BC Treaty Advocate Elected Chair of UN Permanent Forum on Indigenous Issues | Warrior Publications

The 11th Session of the top forum for Indigenous peoples in the world began with a lurch. The sixteen-member Forum elected, by acclamation, Grand Chief Edward John to be their Chair. The announcement was made during a preliminary meeting, May 6, 2012, before the two week meeting in New York City. Hailing from Tl’azt’en (northern BC), this Chief will be familiar to anyone who has followed the machinations of the BC treaty process over the last twenty years: John was the founding Chair of the First Nations Summit, an organization formed to “represent First Nations” involved with the BC Treaty Commission (BCTC).

Perhaps, in 1992, the election of a man affiliated with this Summit to Chair the Permanent Forum on Indigenous Issues – understood to be advancing the cause of self-determination, land rights, and everything else contained in the Declaration on the Rights of Indigenous Peoples, would not be an obvious contradiction in terms.
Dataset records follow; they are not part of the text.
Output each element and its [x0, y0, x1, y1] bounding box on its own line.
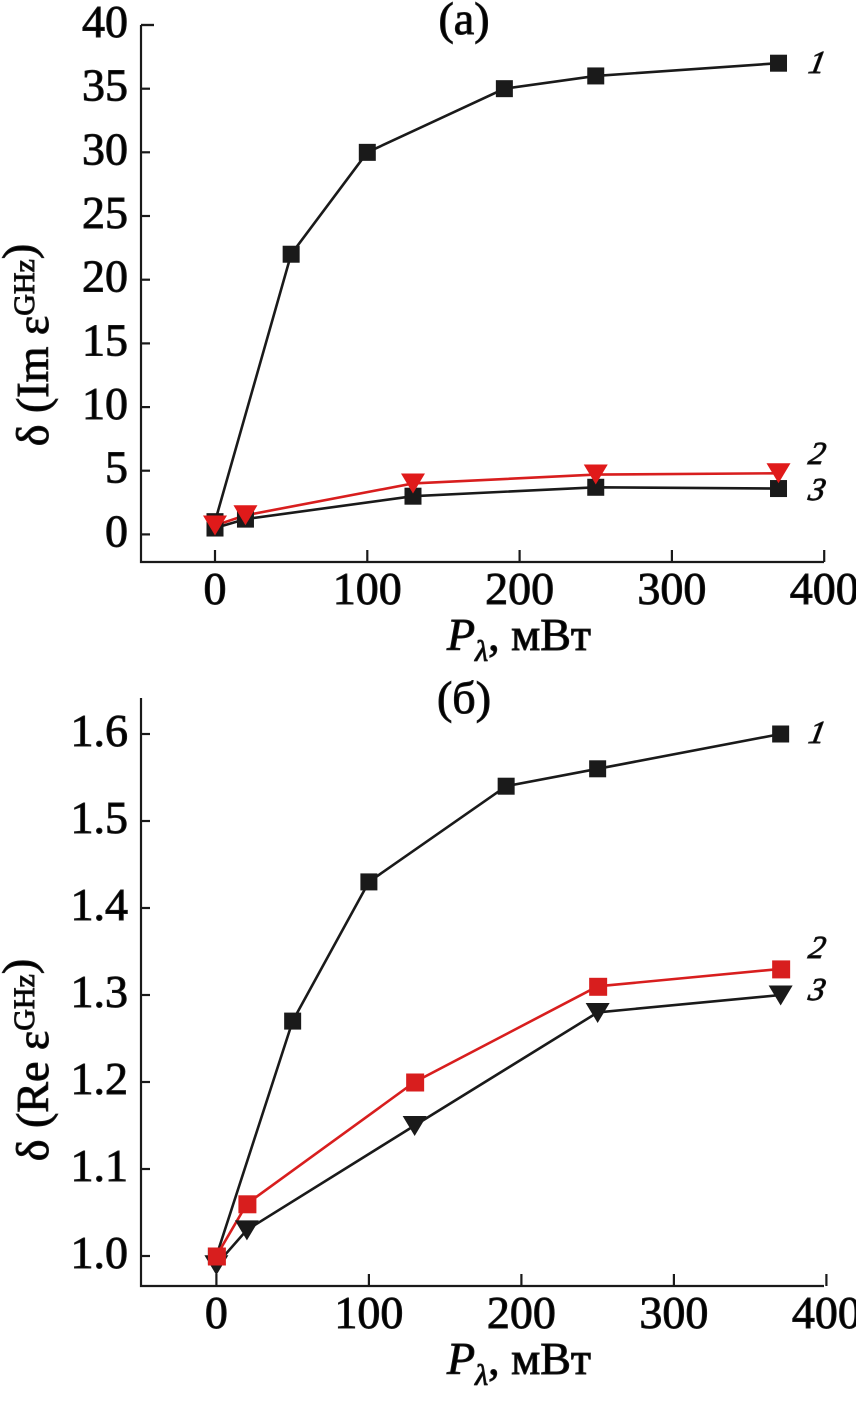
- svg-text:300: 300: [637, 563, 706, 614]
- svg-text:100: 100: [333, 563, 402, 614]
- svg-text:0: 0: [205, 1287, 228, 1338]
- svg-text:200: 200: [485, 563, 554, 614]
- svg-text:0: 0: [204, 563, 227, 614]
- svg-text:1.2: 1.2: [71, 1053, 129, 1104]
- svg-text:Pλ, мВт: Pλ, мВт: [446, 1333, 591, 1392]
- svg-text:1.1: 1.1: [71, 1140, 129, 1191]
- svg-text:(б): (б): [437, 672, 491, 723]
- svg-text:1.0: 1.0: [71, 1227, 129, 1278]
- svg-text:300: 300: [639, 1287, 708, 1338]
- svg-text:1.3: 1.3: [71, 966, 129, 1017]
- svg-text:400: 400: [790, 563, 856, 614]
- svg-text:1.6: 1.6: [71, 705, 129, 756]
- svg-text:20: 20: [82, 251, 128, 302]
- svg-text:5: 5: [105, 442, 128, 493]
- svg-text:400: 400: [792, 1287, 856, 1338]
- svg-text:1.5: 1.5: [71, 792, 129, 843]
- svg-text:100: 100: [334, 1287, 403, 1338]
- svg-text:35: 35: [82, 60, 128, 111]
- svg-text:25: 25: [82, 187, 128, 238]
- svg-text:200: 200: [487, 1287, 556, 1338]
- svg-text:0: 0: [105, 505, 128, 556]
- svg-text:1.4: 1.4: [71, 879, 129, 930]
- svg-text:10: 10: [82, 378, 128, 429]
- svg-text:40: 40: [82, 0, 128, 47]
- svg-text:Pλ, мВт: Pλ, мВт: [446, 609, 591, 668]
- svg-text:(a): (a): [438, 0, 489, 44]
- svg-text:30: 30: [82, 123, 128, 174]
- svg-text:15: 15: [82, 314, 128, 365]
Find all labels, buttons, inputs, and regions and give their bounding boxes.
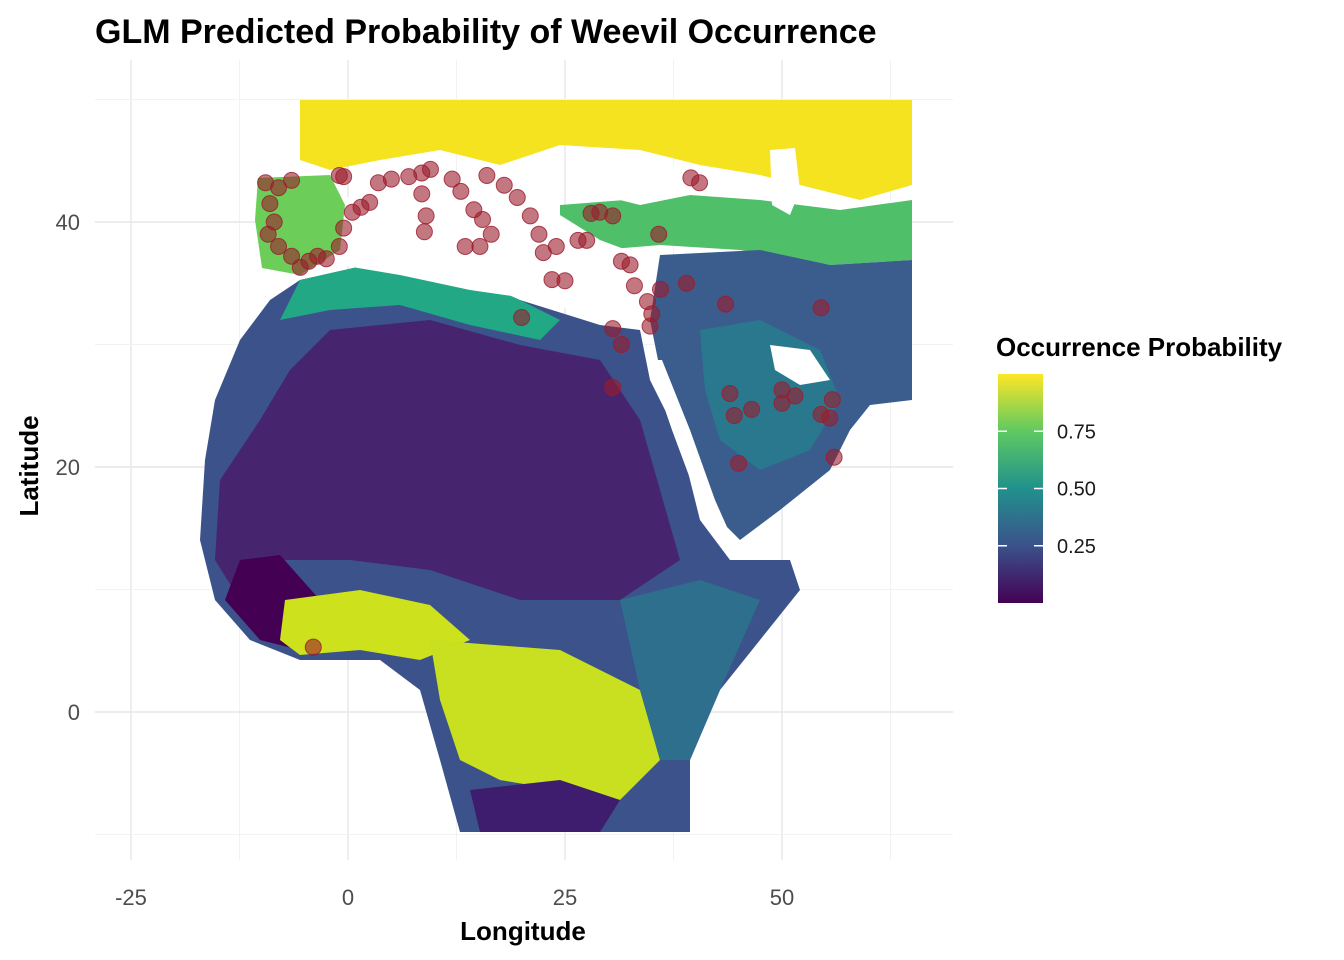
occurrence-point xyxy=(513,309,531,327)
x-tick-label: 0 xyxy=(342,885,354,910)
occurrence-point xyxy=(330,166,348,184)
occurrence-point xyxy=(270,179,288,197)
y-tick-label: 40 xyxy=(56,210,80,235)
surface-black-sea xyxy=(600,160,700,205)
occurrence-point xyxy=(456,238,474,255)
occurrence-point xyxy=(604,378,622,396)
legend-tick-label: 0.50 xyxy=(1057,479,1096,501)
occurrence-point xyxy=(330,238,348,255)
x-tick-labels: -25 0 25 50 xyxy=(115,885,794,910)
legend-ticks: 0.25 0.50 0.75 xyxy=(998,421,1096,558)
surface-anatolia xyxy=(560,195,912,265)
occurrence-point xyxy=(604,207,622,225)
occurrence-point xyxy=(421,160,439,178)
occurrence-point xyxy=(612,336,630,353)
occurrence-point xyxy=(678,274,696,292)
occurrence-points xyxy=(257,160,843,656)
x-tick-label: -25 xyxy=(115,885,147,910)
occurrence-point xyxy=(812,299,830,317)
probability-surface xyxy=(200,100,912,832)
occurrence-point xyxy=(823,391,841,409)
occurrence-point xyxy=(578,231,596,249)
occurrence-point xyxy=(821,409,839,427)
surface-europe xyxy=(300,100,912,200)
occurrence-point xyxy=(443,170,461,188)
occurrence-point xyxy=(478,166,496,184)
surface-central-africa xyxy=(430,640,660,800)
occurrence-point xyxy=(361,193,379,211)
occurrence-point xyxy=(317,250,335,268)
y-tick-label: 0 xyxy=(68,700,80,725)
occurrence-point xyxy=(382,170,400,188)
surface-persian-gulf xyxy=(770,345,830,385)
occurrence-point xyxy=(335,219,353,237)
occurrence-point xyxy=(283,171,301,189)
occurrence-point xyxy=(773,394,791,412)
occurrence-point xyxy=(530,225,548,243)
surface-south-dark xyxy=(470,780,620,832)
occurrence-point xyxy=(259,225,277,243)
occurrence-point xyxy=(508,189,526,206)
surface-red-sea xyxy=(648,360,735,548)
occurrence-point xyxy=(417,207,435,225)
legend-tick-label: 0.75 xyxy=(1057,421,1096,443)
occurrence-point xyxy=(717,295,735,313)
occurrence-point xyxy=(471,238,489,255)
occurrence-point xyxy=(625,277,643,295)
y-tick-label: 20 xyxy=(56,455,80,480)
occurrence-point xyxy=(452,182,470,200)
x-tick-label: 25 xyxy=(553,885,577,910)
occurrence-point xyxy=(721,385,739,402)
y-tick-labels: 0 20 40 xyxy=(56,210,80,725)
legend-title: Occurrence Probability xyxy=(996,332,1283,362)
surface-caspian xyxy=(770,148,800,215)
occurrence-point xyxy=(521,207,539,225)
occurrence-point xyxy=(304,638,322,656)
surface-sahara xyxy=(215,320,680,600)
chart-title: GLM Predicted Probability of Weevil Occu… xyxy=(95,13,877,51)
occurrence-point xyxy=(786,387,804,405)
x-tick-label: 50 xyxy=(770,885,794,910)
occurrence-point xyxy=(413,185,431,203)
y-axis-title: Latitude xyxy=(14,415,44,516)
legend: Occurrence Probability 0.25 0.50 0.75 xyxy=(996,332,1283,603)
occurrence-point xyxy=(651,280,669,298)
occurrence-point xyxy=(730,454,748,472)
legend-tick-label: 0.25 xyxy=(1057,536,1096,558)
occurrence-point xyxy=(547,238,565,255)
occurrence-point xyxy=(743,400,761,418)
surface-guinea xyxy=(280,590,470,660)
x-axis-title: Longitude xyxy=(460,916,586,946)
occurrence-point xyxy=(725,407,743,425)
occurrence-point xyxy=(604,320,622,338)
occurrence-point xyxy=(621,256,639,274)
occurrence-point xyxy=(825,448,843,466)
occurrence-point xyxy=(650,225,668,243)
occurrence-point xyxy=(270,238,288,255)
occurrence-point xyxy=(495,176,513,194)
occurrence-point xyxy=(641,317,659,335)
occurrence-point xyxy=(261,195,279,213)
occurrence-point xyxy=(482,225,500,243)
surface-east-africa xyxy=(620,580,760,760)
occurrence-point xyxy=(415,223,433,241)
occurrence-point xyxy=(474,211,492,229)
occurrence-point xyxy=(556,272,574,290)
occurrence-point xyxy=(691,174,709,192)
occurrence-point xyxy=(582,204,600,222)
surface-maghreb xyxy=(280,262,560,340)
However, twenty years later, after the ratification of two extinguishment treaties in that process, this election must be a point of confusion.

When Nisga’a ratified an agreement with British Columbia and Canada in 2000, they released the Nisga’a claim to 100 per cent of their traditional territory in exchange for about 8 per cent of the land back, in Fee Simple Title and with BC holding the underlying title. No alarm bells were rung by Chief John. Every First Nation in BC was watching that process very closely, as they believed, rightly, that future negotiations in the BC treaty process would follow the Nisga’a template.
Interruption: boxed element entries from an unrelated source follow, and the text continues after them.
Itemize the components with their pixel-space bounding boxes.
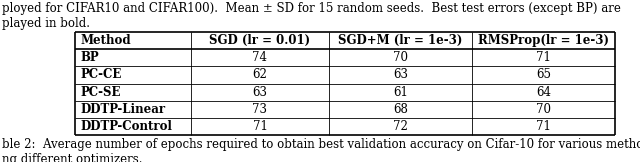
Text: 68: 68	[393, 103, 408, 116]
Text: 70: 70	[393, 51, 408, 64]
Text: 61: 61	[393, 86, 408, 99]
Text: PC-CE: PC-CE	[80, 68, 122, 81]
Text: 72: 72	[393, 120, 408, 133]
Text: SGD (lr = 0.01): SGD (lr = 0.01)	[209, 34, 310, 47]
Text: 74: 74	[252, 51, 268, 64]
Text: 70: 70	[536, 103, 551, 116]
Text: 63: 63	[252, 86, 268, 99]
Text: ployed for CIFAR10 and CIFAR100).  Mean ± SD for 15 random seeds.  Best test err: ployed for CIFAR10 and CIFAR100). Mean ±…	[2, 2, 621, 30]
Text: 73: 73	[252, 103, 268, 116]
Text: 63: 63	[393, 68, 408, 81]
Text: 71: 71	[536, 120, 551, 133]
Text: DDTP-Linear: DDTP-Linear	[80, 103, 165, 116]
Text: 71: 71	[253, 120, 268, 133]
Text: DDTP-Control: DDTP-Control	[80, 120, 172, 133]
Text: 71: 71	[536, 51, 551, 64]
Text: PC-SE: PC-SE	[80, 86, 120, 99]
Text: 62: 62	[253, 68, 268, 81]
Text: ble 2:  Average number of epochs required to obtain best validation accuracy on : ble 2: Average number of epochs required…	[2, 138, 640, 162]
Text: RMSProp(lr = 1e-3): RMSProp(lr = 1e-3)	[478, 34, 609, 47]
Text: BP: BP	[80, 51, 99, 64]
Text: Method: Method	[80, 34, 131, 47]
Text: 65: 65	[536, 68, 551, 81]
Text: SGD+M (lr = 1e-3): SGD+M (lr = 1e-3)	[338, 34, 463, 47]
Text: 64: 64	[536, 86, 551, 99]
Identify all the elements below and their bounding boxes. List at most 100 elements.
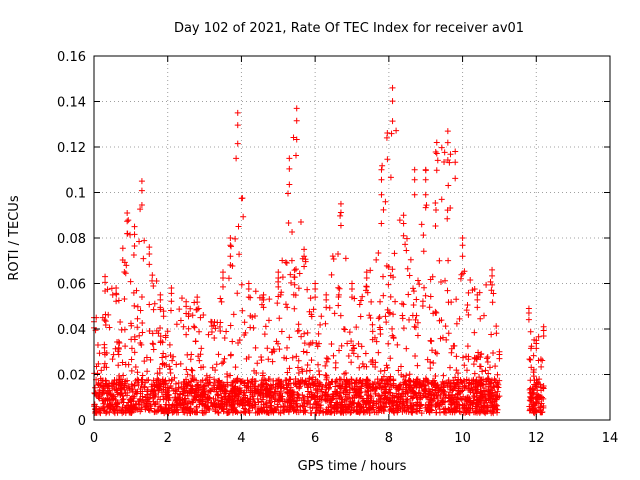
data-point — [175, 379, 182, 386]
data-point — [490, 290, 497, 297]
data-point — [215, 410, 222, 417]
data-point — [341, 384, 348, 391]
data-point — [461, 268, 468, 275]
data-point — [238, 398, 245, 405]
data-point — [460, 402, 467, 409]
data-point — [219, 360, 226, 367]
data-point — [389, 98, 396, 105]
data-point — [217, 328, 224, 335]
data-point — [206, 394, 213, 401]
data-point — [245, 399, 252, 406]
data-point — [461, 362, 468, 369]
data-point — [343, 376, 350, 383]
data-point — [485, 370, 492, 377]
data-point — [439, 334, 446, 341]
data-point — [312, 387, 319, 394]
data-point — [169, 357, 176, 364]
data-point — [495, 384, 502, 391]
data-point — [220, 359, 227, 366]
data-point — [393, 399, 400, 406]
data-point — [236, 388, 243, 395]
data-point — [230, 377, 237, 384]
data-point — [121, 382, 128, 389]
data-point — [131, 223, 138, 230]
data-point — [387, 373, 394, 380]
x-tick-label: 14 — [602, 431, 619, 446]
data-point — [290, 134, 297, 141]
data-point — [333, 377, 340, 384]
grid-lines — [94, 56, 610, 420]
data-point — [102, 311, 109, 318]
data-point — [162, 401, 169, 408]
data-point — [262, 377, 269, 384]
data-point — [164, 328, 171, 335]
data-point — [183, 303, 190, 310]
data-point — [128, 381, 135, 388]
data-point — [136, 332, 143, 339]
data-point — [125, 217, 132, 224]
data-point — [433, 409, 440, 416]
data-point — [164, 391, 171, 398]
data-point — [160, 350, 167, 357]
data-point — [384, 156, 391, 163]
data-point — [476, 409, 483, 416]
data-point — [215, 379, 222, 386]
data-point — [477, 315, 484, 322]
data-point — [281, 354, 288, 361]
x-tick-label: 8 — [385, 431, 393, 446]
data-point — [141, 237, 148, 244]
data-point — [362, 350, 369, 357]
data-point — [322, 408, 329, 415]
data-point — [488, 392, 495, 399]
data-point — [162, 334, 169, 341]
data-point — [338, 342, 345, 349]
data-point — [194, 381, 201, 388]
data-point — [384, 306, 391, 313]
data-point — [442, 277, 449, 284]
data-point — [241, 380, 248, 387]
data-point — [317, 321, 324, 328]
data-point — [227, 352, 234, 359]
data-point — [282, 259, 289, 266]
data-point — [413, 312, 420, 319]
data-point — [177, 360, 184, 367]
data-point — [293, 117, 300, 124]
data-point — [348, 376, 355, 383]
data-point — [227, 322, 234, 329]
data-point — [144, 368, 151, 375]
data-point — [363, 269, 370, 276]
data-point — [189, 375, 196, 382]
data-point — [430, 359, 437, 366]
data-point — [378, 191, 385, 198]
data-point — [110, 406, 117, 413]
data-point — [294, 404, 301, 411]
data-point — [258, 407, 265, 414]
data-point — [301, 263, 308, 270]
data-point — [463, 367, 470, 374]
data-point — [117, 406, 124, 413]
data-point — [295, 327, 302, 334]
data-point — [433, 350, 440, 357]
data-point — [485, 376, 492, 383]
data-point — [395, 385, 402, 392]
data-point — [285, 219, 292, 226]
data-point — [131, 231, 138, 238]
data-point — [160, 381, 167, 388]
data-point — [146, 244, 153, 251]
data-point — [329, 253, 336, 260]
data-point — [168, 285, 175, 292]
data-point — [102, 273, 109, 280]
data-point — [278, 328, 285, 335]
data-point — [531, 400, 538, 407]
data-point — [277, 410, 284, 417]
data-point — [134, 406, 141, 413]
data-point — [391, 250, 398, 257]
data-point — [265, 376, 272, 383]
data-point — [282, 377, 289, 384]
data-point — [399, 300, 406, 307]
data-point — [540, 385, 547, 392]
data-point — [162, 353, 169, 360]
data-point — [140, 255, 147, 262]
data-point — [404, 235, 411, 242]
data-point — [295, 409, 302, 416]
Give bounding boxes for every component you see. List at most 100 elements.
When, in 2007, Tsawwassen became the first Indigenous people to ratify a Final Agreement produced in the BC Treaty Commission, the text of that document stated:

Tsawwassen First Nation releases Canada, British Columbia and all other persons from all claims, demands, actions, or proceedings, of whatever kind, and whether known or unknown, that the Tsawwassen First Nation ever had, now has or may have in the future, relating to or arising from any act, or omission, before the effective date that may have affected or infringed any aboriginal rights, including aboriginal title, in Canada of the Tsawwassen First Nation.

This clause is also to be found in the Nisga’a Agreement. It is a surrender, rather than the basis of continuing nation-to-nation relations. Tsawwassen made these concessions for a settlement of less than 1 per cent of their traditional territory, held in Fee Simple. The total cash value of the deal was $33.6 million plus self-government funding of $2.9 million annually over the first five years of the treaty – according to government press releases.
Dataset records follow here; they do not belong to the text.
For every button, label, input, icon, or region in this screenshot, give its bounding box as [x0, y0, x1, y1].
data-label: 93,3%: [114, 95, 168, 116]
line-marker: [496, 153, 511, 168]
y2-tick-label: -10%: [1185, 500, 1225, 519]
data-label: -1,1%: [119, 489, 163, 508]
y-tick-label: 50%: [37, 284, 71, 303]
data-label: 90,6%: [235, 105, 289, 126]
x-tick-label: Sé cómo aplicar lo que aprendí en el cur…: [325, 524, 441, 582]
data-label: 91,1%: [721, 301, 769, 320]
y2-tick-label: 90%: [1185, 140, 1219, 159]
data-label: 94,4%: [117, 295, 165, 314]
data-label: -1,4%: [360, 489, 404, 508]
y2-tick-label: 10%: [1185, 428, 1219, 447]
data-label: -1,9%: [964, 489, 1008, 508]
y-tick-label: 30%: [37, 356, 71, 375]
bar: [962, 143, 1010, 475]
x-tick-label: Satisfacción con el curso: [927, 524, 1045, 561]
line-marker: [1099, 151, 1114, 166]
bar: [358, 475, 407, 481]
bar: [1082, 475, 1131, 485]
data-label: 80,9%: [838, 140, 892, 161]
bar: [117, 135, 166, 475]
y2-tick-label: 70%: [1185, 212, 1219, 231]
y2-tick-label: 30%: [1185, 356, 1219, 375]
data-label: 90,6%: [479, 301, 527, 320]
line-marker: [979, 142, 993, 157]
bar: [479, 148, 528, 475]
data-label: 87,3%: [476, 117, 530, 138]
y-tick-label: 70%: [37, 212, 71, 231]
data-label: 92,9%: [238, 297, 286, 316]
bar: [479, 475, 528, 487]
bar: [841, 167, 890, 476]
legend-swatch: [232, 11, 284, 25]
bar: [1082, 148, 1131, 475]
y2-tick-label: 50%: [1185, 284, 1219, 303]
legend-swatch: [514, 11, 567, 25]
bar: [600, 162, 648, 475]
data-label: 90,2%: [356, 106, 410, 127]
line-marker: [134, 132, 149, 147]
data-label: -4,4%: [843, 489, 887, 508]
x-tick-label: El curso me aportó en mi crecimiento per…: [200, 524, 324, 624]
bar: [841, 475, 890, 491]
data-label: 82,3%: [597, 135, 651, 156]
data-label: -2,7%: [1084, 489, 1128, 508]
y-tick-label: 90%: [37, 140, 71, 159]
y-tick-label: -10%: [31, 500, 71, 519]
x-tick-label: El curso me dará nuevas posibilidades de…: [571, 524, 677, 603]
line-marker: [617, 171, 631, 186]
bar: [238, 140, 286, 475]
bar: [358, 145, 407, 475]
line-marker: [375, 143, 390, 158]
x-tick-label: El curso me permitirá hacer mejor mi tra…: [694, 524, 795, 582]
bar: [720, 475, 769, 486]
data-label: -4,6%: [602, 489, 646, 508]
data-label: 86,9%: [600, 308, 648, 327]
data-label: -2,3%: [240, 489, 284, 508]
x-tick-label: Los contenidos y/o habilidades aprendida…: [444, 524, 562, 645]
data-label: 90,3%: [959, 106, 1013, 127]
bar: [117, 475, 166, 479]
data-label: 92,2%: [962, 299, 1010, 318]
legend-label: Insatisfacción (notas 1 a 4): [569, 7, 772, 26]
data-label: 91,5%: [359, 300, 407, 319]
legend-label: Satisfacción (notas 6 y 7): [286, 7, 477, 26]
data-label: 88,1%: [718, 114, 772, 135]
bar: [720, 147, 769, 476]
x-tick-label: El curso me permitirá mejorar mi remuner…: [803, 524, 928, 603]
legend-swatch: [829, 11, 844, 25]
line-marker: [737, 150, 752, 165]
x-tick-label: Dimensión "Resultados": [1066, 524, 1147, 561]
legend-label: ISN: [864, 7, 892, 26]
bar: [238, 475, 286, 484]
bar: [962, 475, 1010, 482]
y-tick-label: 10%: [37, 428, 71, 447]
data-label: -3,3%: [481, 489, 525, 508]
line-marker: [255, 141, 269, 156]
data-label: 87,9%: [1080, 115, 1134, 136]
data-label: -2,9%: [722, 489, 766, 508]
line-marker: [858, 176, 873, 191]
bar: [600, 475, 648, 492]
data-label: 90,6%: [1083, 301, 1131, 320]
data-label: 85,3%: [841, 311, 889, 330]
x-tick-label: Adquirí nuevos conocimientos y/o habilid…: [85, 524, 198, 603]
Perhaps Chief John takes a leaf out of then-Indian Affairs Minister Chuck Strahl’s book, who declared at the time, “Who am I to say if it’s a good deal or not?”

John is still the Chair of the First Nations Summit today.

Maa-nulth agreed to the same releases when it ratified a Final Agreement in this process later in 2007. Other identical provisions in all three Agreements include the release of Indian Status, including tax-free status; the “modification” (extinguishment) of their aboriginal rights to be only those rights exhaustively defined in the Agreements; the dissolution of the Indian Band; and the termination of Indian Reserve lands: “Fee Simple Lands are not ‘lands reserved for the Indians’ within the meaning of the Constitution Act, 1867, and are not ‘reserves’ as defined in the Indian Act.”